“Post-Truth” and Forgiveness: Is Forgiveness Objectively True or Relative to Us All?
…..And so, the award for best word goes to……..”post-truth.”
Thus speaketh The Oxford Dictionaries in assigning “post-truth” as the word of the year.
We start with a half truth here because, well, “post-truth” is two words, not one.
Even so, this award raises questions such as this: If there is such a thing as post-truth (or placing the narrative or emotions above what is actually true) then does it follow that the term forgiveness itself is not objectively true? Might forgiveness mean whatever people in certain communities or cultures say that it is?
We do not think so. If you examine Chapter 15 of the book, Forgiveness Therapy (Enright & Fitzgibbons, 2015), you will see that the meaning of forgiveness does not differ in its essence across spiritual and philosophical traditions from West to East. Yes, there are different religious and cultural rituals surrounding what it means to offer forgiveness, but the term itself still means the offering of goodness toward those who are not good to us.
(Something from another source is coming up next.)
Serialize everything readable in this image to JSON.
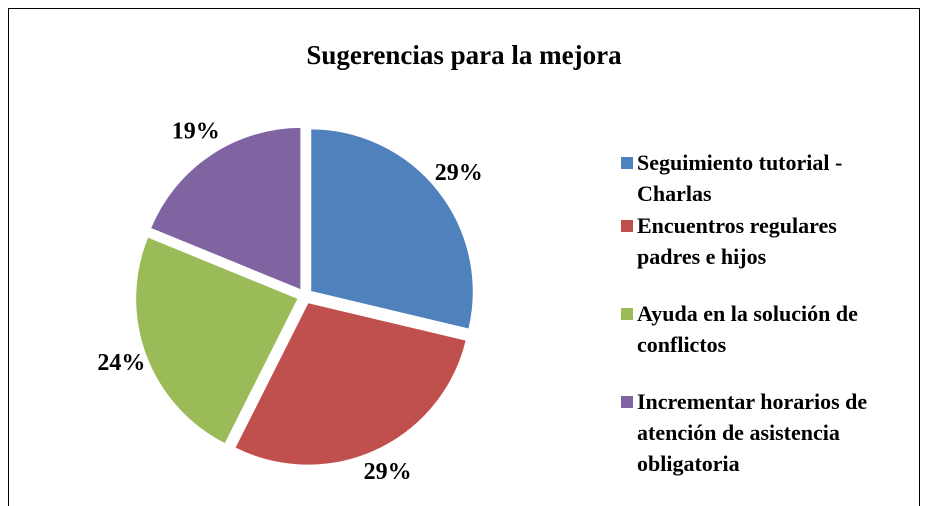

If you examine Chapter 13 of the same book, you will see that when researchers try to measure the degree to which people forgive others, then you will find that regardless of the various cultures studied (again, across West, Middle East, and East), research participants tend to mean the same thing when they use the word forgiving.
While there certainly are “post-truth” narratives that attempt to persuade and to convince, regardless of the truth, rhetoric will never win the day entirely. Why? It is because there are essences to certain things……and forgiveness happens to be one of them.
Long live forgiveness…..may it outlive the fad of the “post-truth” attempt at power over truth-seeking.